Having Kenson with me made me forget about the exterior world, which was a mistake on my part. I was so happy spending time with someone that liked me to notice what the Bai disciples were saying. Without noticing, a rumor began spreading over the land of the Bai; that I, the crown prince’s wife, was having an affair with Kenson. The reason behind their false accusations was that I was spending so much time with Kenson and that Xian looked very similar to him.  My husband was the first to hear the rumors but didn’t bother to tell me. When I found out about all those lies it was too late to fix everything.

My once happy family that loved to laugh together became a war of screams and insults. He would come home and yell at me for every little thing. That I didn’t cook his father’s meal properly, that I made him late to his duties with my late breakfast. I tolerated all his yelling thinking that it was all stressed. I remain silent when the yelling began. But when he began insult Xian, I could not hold my tongue, I yelled back at him. I told him of how I was stripped from my title in order to marry him. Of how I had to give my melody away in order to become a Bai. I told him time and time again that those rumors were false. I even asked him to question my father about Kenson’s and I relationship, but I wasted all my energy in vain. He just wouldn’t listen.

The fights became so bad that we moved from insulting each other to physically harming one another. It was hard to believe that the man that I married out of love though so low of me.
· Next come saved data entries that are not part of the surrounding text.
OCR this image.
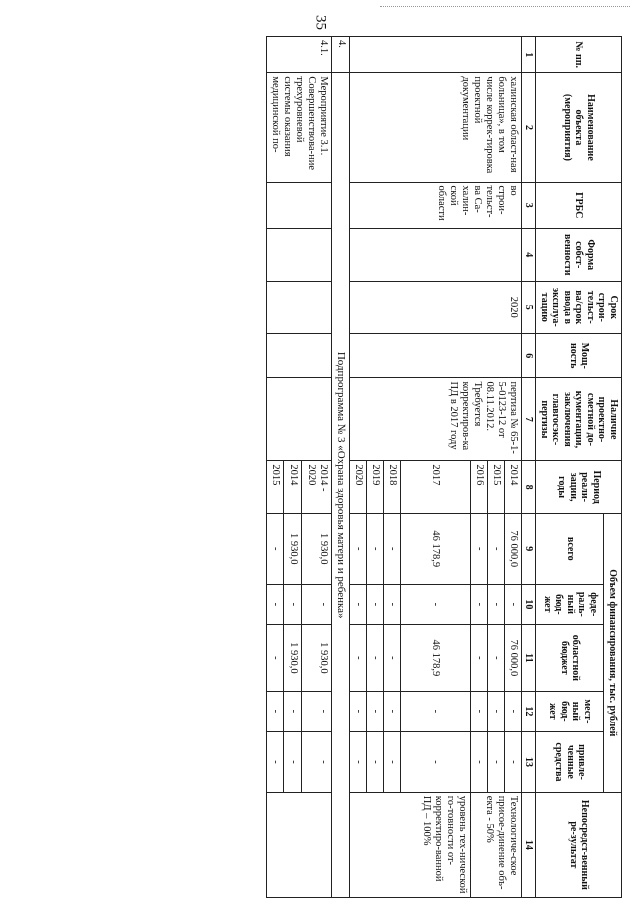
35
№ пп.	Наименование объекта (мероприятия)	ГРБС	Форма собст-венности	Срок строи-тельст-ва/срок ввода в эксплуа-тацию	Мощ-ность	Наличие проектно-сметной до-кументации, заключения главгосэкс-пертизы	Период реали-зации, годы	Объем финансирования, тыс. рублей					Непосредст-венный ре-зультат
								всего	феде-раль-ный бюд-жет	областной бюджет	мест-ный бюд-жет	привле-ченные средства	
1	2	3	4	5	6	7	8	9	10	11	12	13	14
	халинская област-ная больница», в том числе коррек-тировка проектной документации	во строи-тельст-ва Са-халин-ской области		2020		пертиза № 65-1-5-0123-12 от 08.11.2012. Требуется корректиров-ка ПД в 2017 году	2014	76 000,0	-	76 000,0	-	-	Технологиче-ское присое-динение объ-екта - 50%
							2015	-	-	-	-	-	
							2016	-	-	-	-	-	
							2017	46 178,9	-	46 178,9	-	-	уровень тех-нической го-товности от-корректиро-ванной ПД – 100%
							2018	-	-	-	-	-	
							2019	-	-	-	-	-	
							2020	-	-	-	-	-	
4.	Подпрограмма № 3 «Охрана здоровья матери и ребенка»												
4.1.	Мероприятие 3.1. Совершенствова-ние трехуровневой системы оказания медицинской по-						2014 - 2020	1 930,0	-	1 930,0	-	-	
							2014	1 930,0	-	1 930,0	-	-	
							2015	-	-	-	-	-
How he, that was so rational and intelligent, could not see how Xian wasn’t Kenson’s son, but his. How he who was the brightest could not see that Xian was a replica of himself. I went to sleep every night with a new broken rib, fractured bone, or a black eye. It was hard having to pretend that everything was fine in front of Kenson and Xian.

Kenson knew that there was something wrong between my husband and I, but he didn’t have the status to ask. On our last fight, I threw a bottle of wine at his head, he was not injured but a disciple saw me. I was sentenced to death after one hundred days of torture for treason, for almost ‘killing’ crown prince, and adultery.

Before being taken to the dungeon where I would receive my punishment, I was allowed to spend one final night with Xian. On my final night with Xian I wrote a letter to my husband telling him everything, starting with Kenson and I being half siblings to how him and Xian are so similar not only on appearance but also on their behavior. After sliding the letter under the door to the bedroom where I was the happiest and the saddest moments, I attempted my escape.

I wanted to escape not because I was afraid of death but because I was scared for the faith that Xian will face after my death. He is just five months old right now. Although Kenson loved him, he didn’t have the resources to take care of him. Unfortunately, before I place on foot down the steps of his bedroom, his disciples saw me sneaking around and took Xian from my arms and threw me in the dungeon.

Today marks the final day of my punishment. I have endured living in a rat-infested room wearing a torn and smelly robe, and multiple scars from the five hundredth slashes with the torn bush that I received daily. In these one hundredth days I was made an example of what will happen to those that commit adultery. I was forced to strip in front of the guards as they threw rocks at me. I was forced to eat of the floor covered with rate feces and other disgusting things. But the worst punishment of all was the shaving of my hair. Since I was born as the member of String Winds, my hair and its length determined my lifespan but with it gone marked my last hours in this life.

Although I have a tragic end, I wish and hope that Xian has something better. I wish that his father would read my letter and see how Xian and he are truly related.

My eyes feel heavy and for the first time in days I find comfort as the guards push me down to the ground.